María escribe en su cuarto, en
un pueblecito boliviano de calles pinas, empedradas, con altas aceras de losas.
Las casas tienen aleros amplios, con canes pintados de verde o azul. Las
paredes enseñan la tierra en los desconchones de sus cales rosas, blancas,
asalmonadas. Hay una remota nostalgia de lo español. Su ventana asoma a un
patio porticado por pies derechos de madera que soportan una galería superior.

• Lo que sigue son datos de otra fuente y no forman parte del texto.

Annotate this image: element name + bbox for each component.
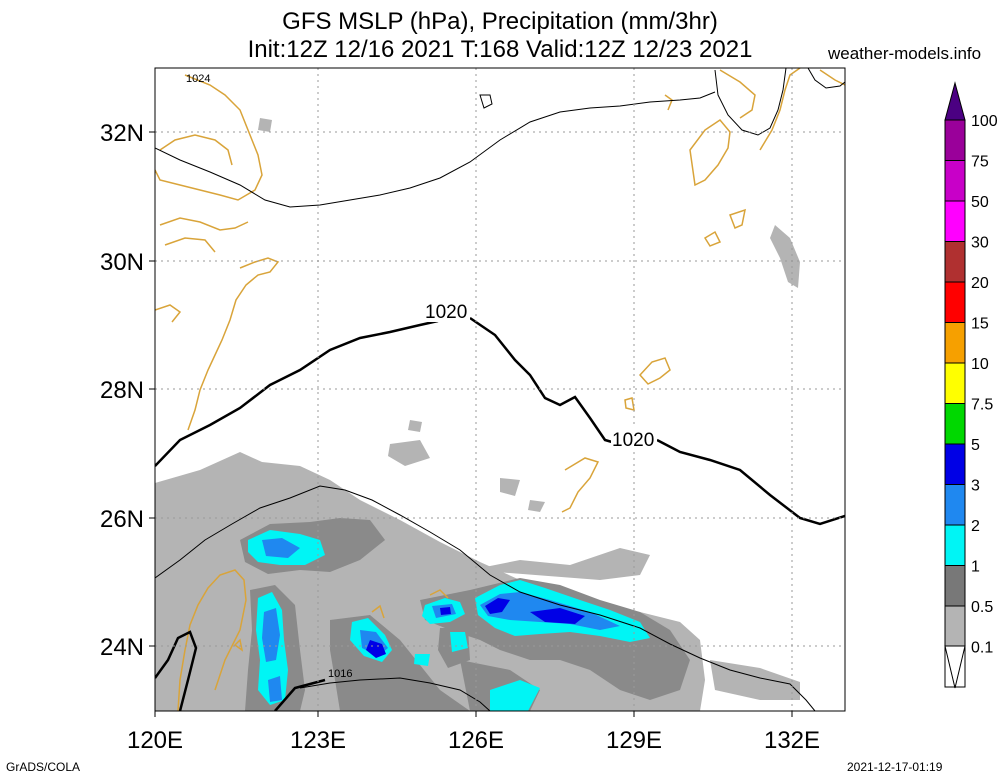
colorbar-label: 1 xyxy=(971,559,980,576)
colorbar-label: 2 xyxy=(971,518,980,535)
lon-label-126e: 126E xyxy=(448,727,504,754)
longitude-labels: 120E 123E 126E 129E 132E xyxy=(127,727,820,754)
isobar-label-main-left: 1020 xyxy=(425,302,467,323)
footer-software: GrADS/COLA xyxy=(6,760,81,774)
colorbar-label: 20 xyxy=(971,275,989,292)
colorbar-label: 3 xyxy=(971,478,980,495)
colorbar-label: 30 xyxy=(971,235,989,252)
colorbar-swatch xyxy=(944,565,966,607)
latitude-labels: 32N 30N 28N 26N 24N xyxy=(100,120,144,661)
lat-label-30n: 30N xyxy=(100,249,144,276)
colorbar-swatch xyxy=(944,160,966,202)
colorbar-label: 100 xyxy=(971,113,998,130)
colorbar-swatch xyxy=(944,524,966,566)
colorbar-swatch xyxy=(944,403,966,445)
map-plot-area: 1020 1020 1024 1016 xyxy=(155,68,845,711)
colorbar-label: 50 xyxy=(971,194,989,211)
lon-label-129e: 129E xyxy=(606,727,662,754)
colorbar-label: 15 xyxy=(971,316,989,333)
colorbar-label: 10 xyxy=(971,356,989,373)
colorbar-swatch xyxy=(944,241,966,283)
colorbar-top-arrow xyxy=(944,81,966,121)
isobar-label-top: 1024 xyxy=(186,73,210,85)
colorbar-label: 7.5 xyxy=(971,397,993,414)
chart-title: GFS MSLP (hPa), Precipitation (mm/3hr) xyxy=(282,8,718,35)
colorbar-label: 75 xyxy=(971,154,989,171)
isobar-label-main-right: 1020 xyxy=(612,430,654,451)
lat-label-24n: 24N xyxy=(100,634,144,661)
grid-lines xyxy=(155,68,845,711)
colorbar-label: 0.5 xyxy=(971,599,993,616)
footer-timestamp: 2021-12-17-01:19 xyxy=(847,760,943,774)
lat-label-32n: 32N xyxy=(100,120,144,147)
axis-ticks xyxy=(149,131,793,717)
colorbar-swatch xyxy=(944,605,966,647)
lon-label-120e: 120E xyxy=(127,727,183,754)
colorbar-swatch xyxy=(944,484,966,526)
chart-subtitle: Init:12Z 12/16 2021 T:168 Valid:12Z 12/2… xyxy=(247,36,753,63)
site-name: weather-models.info xyxy=(828,44,982,63)
isobar-thin-layer xyxy=(155,68,845,711)
colorbar-labels: 100 75 50 30 20 15 10 7.5 5 3 2 1 0.5 0.1 xyxy=(971,113,998,657)
lat-label-26n: 26N xyxy=(100,506,144,533)
isobar-bold-layer xyxy=(155,316,845,711)
colorbar-swatch xyxy=(944,119,966,161)
lat-label-28n: 28N xyxy=(100,377,144,404)
colorbar: 100 75 50 30 20 15 10 7.5 5 3 2 1 0.5 0.1 xyxy=(944,81,998,689)
colorbar-label: 0.1 xyxy=(971,640,993,657)
colorbar-swatch xyxy=(944,200,966,242)
colorbar-swatch xyxy=(944,443,966,485)
isobar-label-bottom: 1016 xyxy=(328,668,352,680)
colorbar-swatch xyxy=(944,322,966,364)
lon-label-123e: 123E xyxy=(290,727,346,754)
lon-label-132e: 132E xyxy=(764,727,820,754)
colorbar-bottom-arrow xyxy=(944,645,966,689)
colorbar-label: 5 xyxy=(971,437,980,454)
precip-darkblue-layer xyxy=(366,598,585,658)
colorbar-swatch xyxy=(944,281,966,323)
coastline-layer xyxy=(155,68,845,711)
isobar-labels: 1020 1020 1024 1016 xyxy=(186,73,657,680)
colorbar-swatch xyxy=(944,362,966,404)
colorbar-boxes xyxy=(944,119,966,688)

Los tiestos, en grupos por el suelo o colgando de los dinteles, crean un
espacio feraz. María escribe con un lenguaje austero y eficaz, pero rico en
color y matices.
María es maestra y sonríe a
sus alumnos cuando llegan por las mañanas fregados y relucientes, y le dan los
buenos días, predispuestos a la diaria disciplina del aprendizaje en la cultura
mestiza de su tierra. María habla a los niños con voz queda y suaves ademanes,
y ellos le contestan con respeto.
Teresa recibe el email de
María en su vivienda, en un pueblo del norte industrial de España. Es un piso pequeño, en
un barrio surgido de la especulación destructiva, donde la
humedad y el humo dibujan churretes en las fachadas. Teresa disfruta el lenguaje de su amiga pero lo
considera algo pasado de moda, y le contesta con un castellano entrecortado, de
escaso vocabulario.
Teresa es maestra y tiene
miedo de sus alumnos y de los padres de sus alumnos. Por las mañanas llega al
colegio atemorizada, esperando de los niños la grosería y de sus mayores la
amenaza. Teresa ya no espera nada de su oficio.
Las dos maestras se conocieron
al finalizar sus estudios, cuando la española disfrutaba de una beca en Bolivia.
Les unía el entusiasmo por la enseñanza y se hicieron amigas. Cinco años después
su comunicación es trivial. Están muy lejos.